WhatsNew2Day
Latest News And Breaking Headlines

Martin Keown interviews Steve Bould: ‘I had to get back… I missed the ‘magic hour’ after a win’

After 33 years at Arsenal, seven of which as assistant to Arsene Wenger, Steve Bould is ready for a new adventure. He is about to start his first season in management after being named boss of Belgium’s Lommel SK, one of 11 clubs owned by the ever-expanding City Football Group.

Bould has spent the week at Manchester City’s academy preparing his players for the season ahead, although the 37-degree heat means they’ll only be doing indoor gym work on the day we meet.

The 59-year-old spent most of his career in the shadows – he wasn’t one for interviews while acting as a centre-back or as a coach for Arsenal’s Under 18s, Under 23s or the first team – but he kindly agreed. to with his old teammate Martin Keown.

Steve Bould enjoys his job as manager of Lommel, which is part of City Football Group

Steve Bould enjoys his job as manager of Lommel, which is part of City Football Group

Bould spent 33 years at Arsenal, seven of them as assistant to manager Arsene Wenger

Bould spent 33 years at Arsenal, seven of them as assistant to manager Arsene Wenger

Together they won a plethora of trophies for Arsenal and Bould is here to talk about his new job, the club he loves, management, Wenger and more.

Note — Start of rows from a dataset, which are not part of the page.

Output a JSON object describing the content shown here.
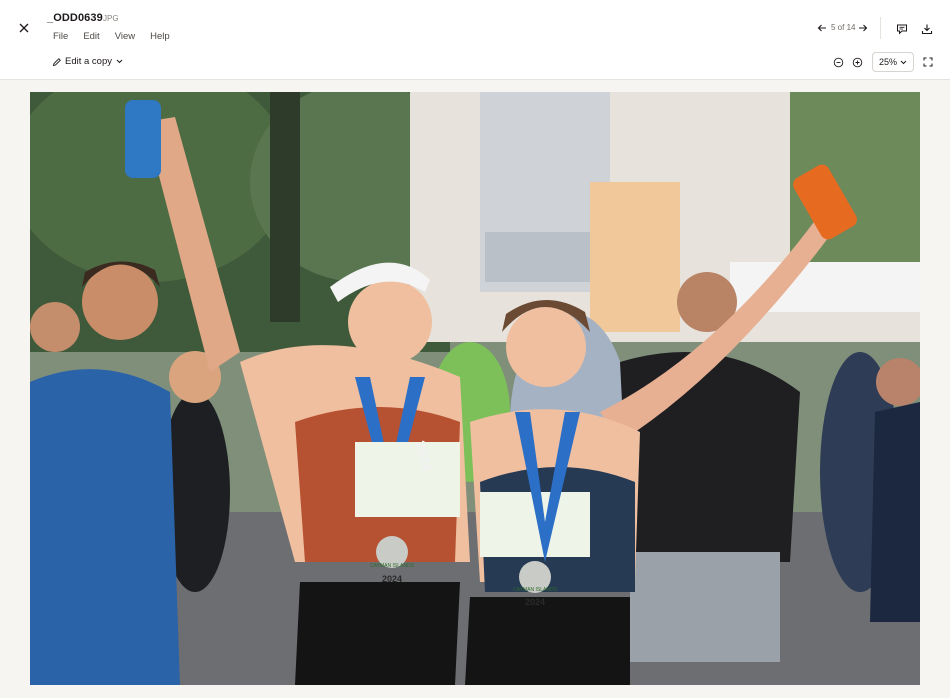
{
  "header": {
    "file_name": "_ODD0639",
    "file_ext": "JPG",
    "menu": [
      {
        "label": "File"
      },
      {
        "label": "Edit"
      },
      {
        "label": "View"
      },
      {
        "label": "Help"
      }
    ],
    "edit_copy_label": "Edit a copy",
    "page_counter": "5 of 14",
    "zoom_value": "25%"
  },
  "icons": {
    "close": "close-icon",
    "prev": "arrow-left-icon",
    "next": "arrow-right-icon",
    "comment": "comment-icon",
    "download": "download-icon",
    "zoom_out": "zoom-out-icon",
    "zoom_in": "zoom-in-icon",
    "fullscreen": "fullscreen-icon",
    "pencil": "pencil-icon",
    "chevron": "chevron-down-icon"
  },
  "photo": {
    "medal_text_1": "CAYMAN ISLANDS",
    "medal_text_2": "2024",
    "ribbon_text": "2024"
  },
  "colors": {
    "background": "#f7f5f2",
    "topbar": "#ffffff",
    "border": "#e6e3df",
    "text": "#1e1919"
  }
}
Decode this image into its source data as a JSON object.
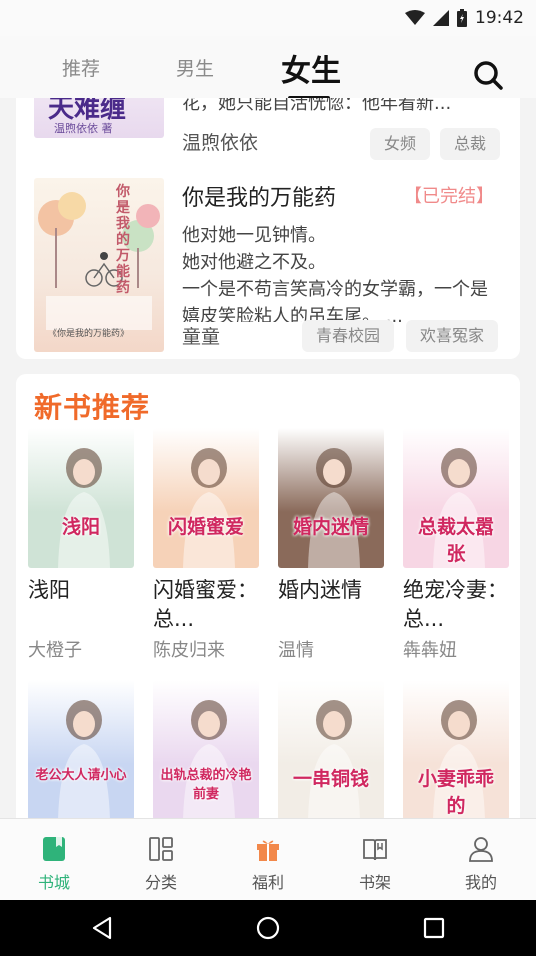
{
  "status_bar": {
    "time": "19:42"
  },
  "top_tabs": [
    {
      "label": "推荐"
    },
    {
      "label": "男生"
    },
    {
      "label": "女生",
      "active": true
    }
  ],
  "list_items": [
    {
      "cover_text": "天难缠",
      "cover_author": "温煦依依 著",
      "desc_fragment": "花，她只能自活恍惚：他年看新...",
      "author": "温煦依依",
      "tags": [
        "女频",
        "总裁"
      ]
    },
    {
      "title": "你是我的万能药",
      "status": "【已完结】",
      "cover_text": "你是我的万能药",
      "cover_caption": "《你是我的万能药》",
      "desc": "他对她一见钟情。\n她对他避之不及。\n一个是不苟言笑高冷的女学霸，一个是嬉皮笑脸粘人的吊车尾。 ...",
      "author": "童童",
      "tags": [
        "青春校园",
        "欢喜冤家"
      ]
    }
  ],
  "new_books": {
    "section_title": "新书推荐",
    "books": [
      {
        "title": "浅阳",
        "author": "大橙子",
        "cover_text": "浅阳",
        "cover_color": "#cfe3d6"
      },
      {
        "title": "闪婚蜜爱：总...",
        "author": "陈皮归来",
        "cover_text": "闪婚蜜爱",
        "cover_color": "#f6d2b8"
      },
      {
        "title": "婚内迷情",
        "author": "温情",
        "cover_text": "婚内迷情",
        "cover_color": "#8a6a5a"
      },
      {
        "title": "绝宠冷妻：总...",
        "author": "犇犇妞",
        "cover_text": "总裁太嚣张",
        "cover_color": "#f7d6e4"
      },
      {
        "title": "",
        "author": "",
        "cover_text": "老公大人请小心",
        "cover_color": "#c8d6f2"
      },
      {
        "title": "",
        "author": "",
        "cover_text": "出轨总裁的冷艳前妻",
        "cover_color": "#ead8ef"
      },
      {
        "title": "",
        "author": "",
        "cover_text": "一串铜钱",
        "cover_color": "#f2ede6"
      },
      {
        "title": "",
        "author": "",
        "cover_text": "小妻乖乖的",
        "cover_color": "#f6e2d8"
      }
    ]
  },
  "bottom_nav": [
    {
      "label": "书城",
      "icon": "bookstore-icon",
      "active": true
    },
    {
      "label": "分类",
      "icon": "category-icon"
    },
    {
      "label": "福利",
      "icon": "gift-icon"
    },
    {
      "label": "书架",
      "icon": "bookshelf-icon"
    },
    {
      "label": "我的",
      "icon": "profile-icon"
    }
  ],
  "colors": {
    "accent_green": "#2fb37a",
    "section_orange": "#f06a2a",
    "status_pink": "#f08a8a",
    "gift_orange": "#f2884a"
  }
}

Kieran Gill listened in.

MARTIN KEOWN: You haven’t played football for just a year after you left Arsenal. Do you feel refreshed and ready to go again?

STEVE CONSTRUCTION: It was the first break I’ve ever had and I enjoyed it. I played a lot of golf! I haven’t watched much football. I wasn’t stressed – I didn’t have to win a race, I wasn’t worried about a result or anyone’s development.

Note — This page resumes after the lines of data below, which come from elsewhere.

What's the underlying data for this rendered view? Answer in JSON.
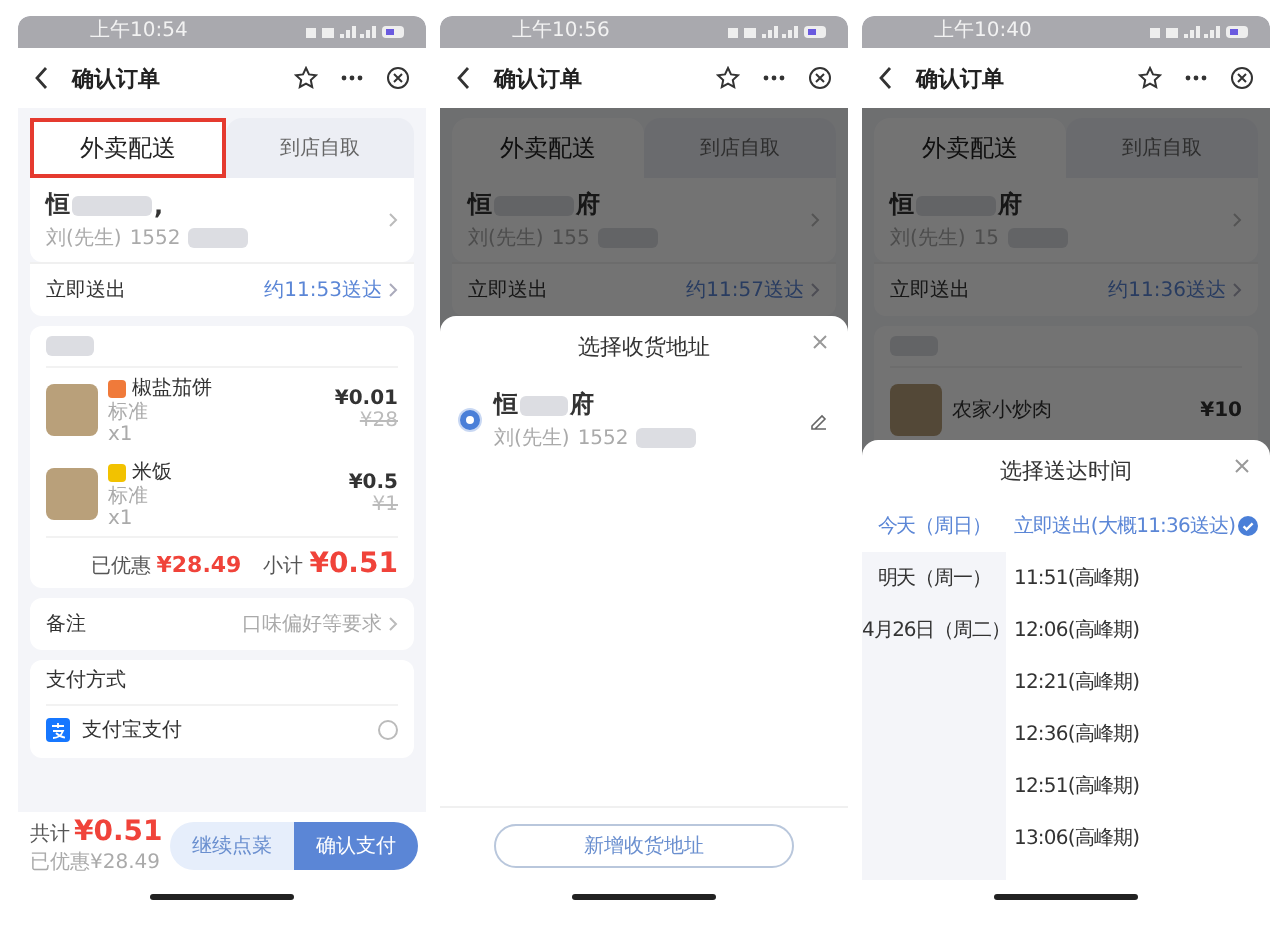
{
  "screens": [
    {
      "kind": "order",
      "status_time": "上午10:54",
      "title": "确认订单",
      "tabs": [
        {
          "label": "外卖配送",
          "selected": true,
          "highlighted": true
        },
        {
          "label": "到店自取",
          "selected": false,
          "highlighted": false
        }
      ],
      "address": {
        "name_start": "恒",
        "name_end": ",",
        "contact": "刘(先生)",
        "phone": "1552"
      },
      "delivery": {
        "label": "立即送出",
        "eta": "约11:53送达"
      },
      "items": [
        {
          "name": "椒盐茄饼",
          "color": "#f07a3a",
          "spec": "标准",
          "qty": "x1",
          "price": "¥0.01",
          "original_price": "¥28"
        },
        {
          "name": "米饭",
          "color": "#f2c200",
          "spec": "标准",
          "qty": "x1",
          "price": "¥0.5",
          "original_price": "¥1"
        }
      ],
      "summary": {
        "discount_label": "已优惠",
        "discount": "¥28.49",
        "subtotal_label": "小计",
        "subtotal": "¥0.51"
      },
      "remark": {
        "label": "备注",
        "placeholder": "口味偏好等要求"
      },
      "payment": {
        "title": "支付方式",
        "method": "支付宝支付",
        "selected": false
      },
      "footer": {
        "total_label": "共计",
        "total": "¥0.51",
        "saved": "已优惠¥28.49",
        "continue": "继续点菜",
        "confirm": "确认支付"
      }
    },
    {
      "kind": "address_sheet",
      "status_time": "上午10:56",
      "title": "确认订单",
      "tabs": [
        {
          "label": "外卖配送",
          "selected": true,
          "highlighted": false
        },
        {
          "label": "到店自取",
          "selected": false,
          "highlighted": false
        }
      ],
      "address": {
        "name_start": "恒",
        "name_end": "府",
        "contact": "刘(先生)",
        "phone": "155"
      },
      "delivery": {
        "label": "立即送出",
        "eta": "约11:57送达"
      },
      "sheet": {
        "title": "选择收货地址",
        "addresses": [
          {
            "name_start": "恒",
            "name_end": "府",
            "contact": "刘(先生)",
            "phone": "1552",
            "selected": true
          }
        ],
        "add_button": "新增收货地址"
      }
    },
    {
      "kind": "time_sheet",
      "status_time": "上午10:40",
      "title": "确认订单",
      "tabs": [
        {
          "label": "外卖配送",
          "selected": true,
          "highlighted": false
        },
        {
          "label": "到店自取",
          "selected": false,
          "highlighted": false
        }
      ],
      "address": {
        "name_start": "恒",
        "name_end": "府",
        "contact": "刘(先生)",
        "phone": "15"
      },
      "delivery": {
        "label": "立即送出",
        "eta": "约11:36送达"
      },
      "items": [
        {
          "name": "农家小炒肉",
          "price": "¥10"
        }
      ],
      "sheet": {
        "title": "选择送达时间",
        "days": [
          {
            "label": "今天（周日）",
            "selected": true
          },
          {
            "label": "明天（周一）",
            "selected": false
          },
          {
            "label": "4月26日（周二）",
            "selected": false
          }
        ],
        "slots": [
          {
            "label": "立即送出(大概11:36送达)",
            "selected": true
          },
          {
            "label": "11:51(高峰期)",
            "selected": false
          },
          {
            "label": "12:06(高峰期)",
            "selected": false
          },
          {
            "label": "12:21(高峰期)",
            "selected": false
          },
          {
            "label": "12:36(高峰期)",
            "selected": false
          },
          {
            "label": "12:51(高峰期)",
            "selected": false
          },
          {
            "label": "13:06(高峰期)",
            "selected": false
          }
        ]
      }
    }
  ]
}
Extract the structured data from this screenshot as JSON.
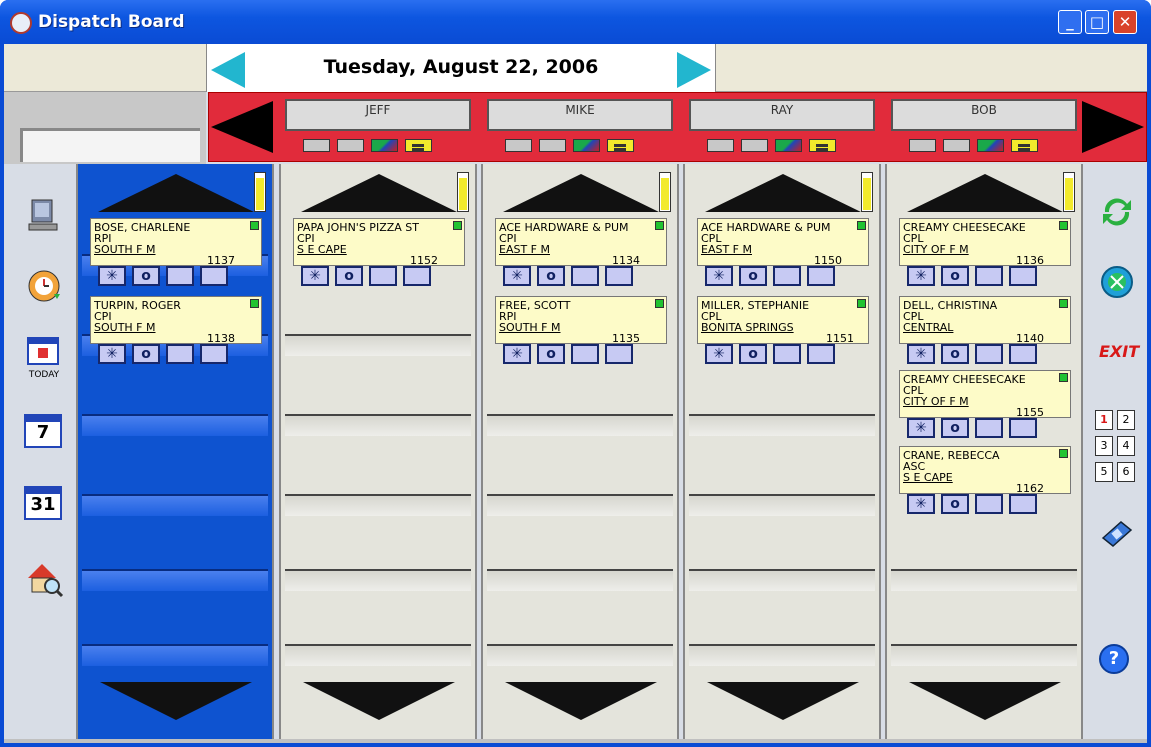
{
  "window": {
    "title": "Dispatch Board"
  },
  "date": {
    "text": "Tuesday, August 22, 2006"
  },
  "technicians": [
    {
      "name": "JEFF"
    },
    {
      "name": "MIKE"
    },
    {
      "name": "RAY"
    },
    {
      "name": "BOB"
    }
  ],
  "left_toolbar": {
    "today_label": "TODAY",
    "week_label": "7",
    "month_label": "31"
  },
  "right_toolbar": {
    "exit_label": "EXIT",
    "pages": [
      "1",
      "2",
      "3",
      "4",
      "5",
      "6"
    ],
    "help_label": "?"
  },
  "columns": [
    {
      "cards": [
        {
          "l1": "BOSE, CHARLENE",
          "l2": "RPI",
          "l3": "SOUTH F M",
          "num": "1137"
        },
        {
          "l1": "TURPIN, ROGER",
          "l2": "CPI",
          "l3": "SOUTH F M",
          "num": "1138"
        }
      ]
    },
    {
      "cards": [
        {
          "l1": "PAPA JOHN'S PIZZA ST",
          "l2": "CPI",
          "l3": "S E CAPE",
          "num": "1152"
        }
      ]
    },
    {
      "cards": [
        {
          "l1": "ACE HARDWARE & PUM",
          "l2": "CPI",
          "l3": "EAST F M",
          "num": "1134"
        },
        {
          "l1": "FREE, SCOTT",
          "l2": "RPI",
          "l3": "SOUTH F M",
          "num": "1135"
        }
      ]
    },
    {
      "cards": [
        {
          "l1": "ACE HARDWARE & PUM",
          "l2": "CPL",
          "l3": "EAST F M",
          "num": "1150"
        },
        {
          "l1": "MILLER, STEPHANIE",
          "l2": "CPL",
          "l3": "BONITA SPRINGS",
          "num": "1151"
        }
      ]
    },
    {
      "cards": [
        {
          "l1": "CREAMY CHEESECAKE",
          "l2": "CPL",
          "l3": "CITY OF F M",
          "num": "1136"
        },
        {
          "l1": "DELL, CHRISTINA",
          "l2": "CPL",
          "l3": "CENTRAL",
          "num": "1140"
        },
        {
          "l1": "CREAMY CHEESECAKE",
          "l2": "CPL",
          "l3": "CITY OF F M",
          "num": "1155"
        },
        {
          "l1": "CRANE, REBECCA",
          "l2": "ASC",
          "l3": "S E CAPE",
          "num": "1162"
        }
      ]
    }
  ],
  "action_labels": {
    "asterisk": "✳",
    "circle": "o"
  },
  "colors": {
    "active_column": "#0e53d0",
    "tech_bar": "#e12b3b",
    "card": "#fdfbc8",
    "flag": "#21c331"
  }
}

But there came a moment when I thought, ‘I’m missing it’. It’s hard to explain – the way you miss winning. It only takes, what, 60 minutes after a game? That small window, that ‘magic hour’, I never replaced it. I struggled to replace that, so that was what I was missing.

Bould gained a lot of coaching experience while in charge of Arsenal's youth teams

Bould gained a lot of coaching experience while in charge of Arsenal’s youth teams

KEOWN: Have you always had one eye on management?

BUILT: I didn’t even have an eye for coaching when I stopped playing. I didn’t know what to do. I thought I was going to get my UEFA B license and when Liam Brady heard I was doing that, he got in touch to ask if I would compete against the Under 12s at Arsenal.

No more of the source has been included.